The 6th day was really boring. Had a lot of studying before my exam, plus food I was eating that day was precooked the day before. Also, I was trying something different for breakfast and had overnight oats. It was my third attempt to make them and I made a conclusion that this is not for me. It was disgusting… I don’t know, but oats is something that have to be fully cooked for me and eaten when is warm not cold and stuff. I think it was my last attempt to make this ”overnight” breakfast, because I tried 3 different recipes and every single one was a disaster. So, instead of this disaster I had to make myself other breakfast and for the 2nd time this week I was hungry in the morning time. So I ate a 3 healthy, organic ”sandwiches” that had only small amount of cheese and crispy, organic rye bread. It was quite filling. Other than that, my meals were only preheated and that’s all. No cravings, nothing. Easy, but super boring studying day.

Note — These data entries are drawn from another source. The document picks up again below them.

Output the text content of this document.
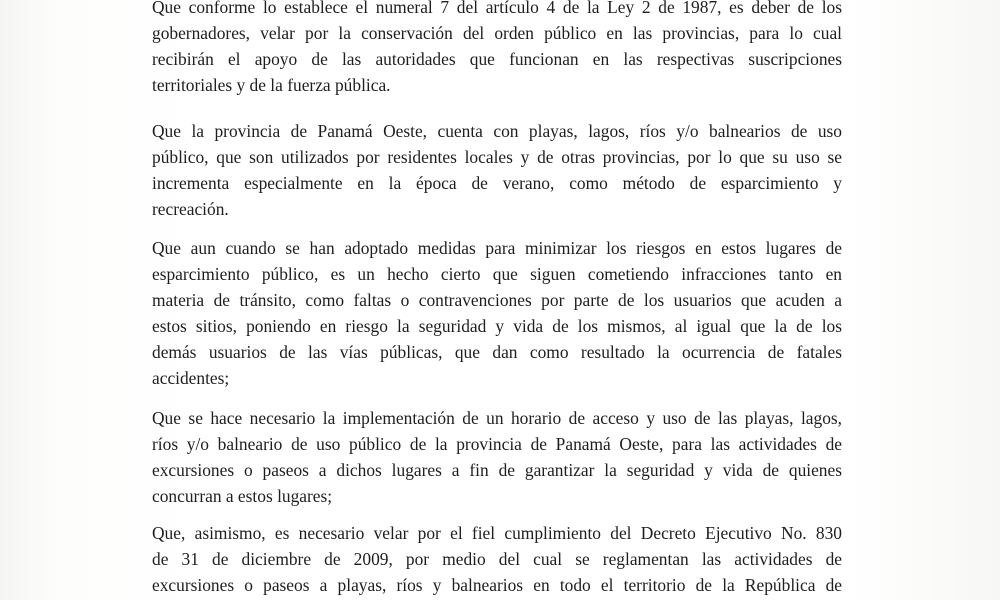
Que conforme lo establece el numeral 7 del artículo 4 de la Ley 2 de 1987, es deber de los
gobernadores, velar por la conservación del orden público en las provincias, para lo cual
recibirán el apoyo de las autoridades que funcionan en las respectivas suscripciones
territoriales y de la fuerza pública.
Que la provincia de Panamá Oeste, cuenta con playas, lagos, ríos y/o balnearios de uso
público, que son utilizados por residentes locales y de otras provincias, por lo que su uso se
incrementa especialmente en la época de verano, como método de esparcimiento y
recreación.
Que aun cuando se han adoptado medidas para minimizar los riesgos en estos lugares de
esparcimiento público, es un hecho cierto que siguen cometiendo infracciones tanto en
materia de tránsito, como faltas o contravenciones por parte de los usuarios que acuden a
estos sitios, poniendo en riesgo la seguridad y vida de los mismos, al igual que la de los
demás usuarios de las vías públicas, que dan como resultado la ocurrencia de fatales
accidentes;
Que se hace necesario la implementación de un horario de acceso y uso de las playas, lagos,
ríos y/o balneario de uso público de la provincia de Panamá Oeste, para las actividades de
excursiones o paseos a dichos lugares a fin de garantizar la seguridad y vida de quienes
concurran a estos lugares;
Que, asimismo, es necesario velar por el fiel cumplimiento del Decreto Ejecutivo No. 830
de 31 de diciembre de 2009, por medio del cual se reglamentan las actividades de
excursiones o paseos a playas, ríos y balnearios en todo el territorio de la República de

The 7th day was kinda easy as well. Had a craving for something sweet in the morning, but I’ve made myself some porridge with natural sweeteners so this craving was not long at all. Then I had a big lunch and a few snacks later on. So, first week- officially done. 🙂
One of the biggest changes that I’ve made, was my sleeping schedule. I was going to bed at 10pm and waking up at 7 or 8am. It is kinda strange thing to do, because I’m an evening person and I usually go to bed at 2am or something like that, but now I’m trying to change it. I read in some book ,that I can’t remember correctly, that by going to bed early, ideal 9 or 10pm you really help your body to rest and do his functions. I believe that at this time your body hormones are working in they full force so it’s important that you would be in ”relax” or even sleep mode. It also helps to clean your skin and stuff, so yes to early bed time. I don’t know for how long this is going to last, but I’m really enjoying it.
The other strange thing that has happened, was that I actually, after 1 or even 2 years break, started to read book ”Eat.Move.Sleep.” by Tom Rath. When I bought it and was trying to read it I was not ”feeling” it. Seemed like every single sentence does not make sense and everything is so unnecessary. I was reading this book really slowly, marking the phrases and information that was interesting and important in my eyes, but then I stopped. I stopped because, I was in this position, that if I want to read a book I have to rally enjoy it and I was not enjoying this one, so I stopped. I was not reading it for quite some time, but one evening, when I decided to have some pamper time, I just picked this book. Had a look threw the pages I had read and decided to continue my reading. And I’m so surprised that right now, I’m really enjoying this book and I’m sinking in every single word. I think that, when I started to read this I was not ready and I just couldn’t relate, but right now, when I’m trying to change my lifestyle and having all these struggles that is written in this book, right now is really helping to keep my mindset clear for all the temptation.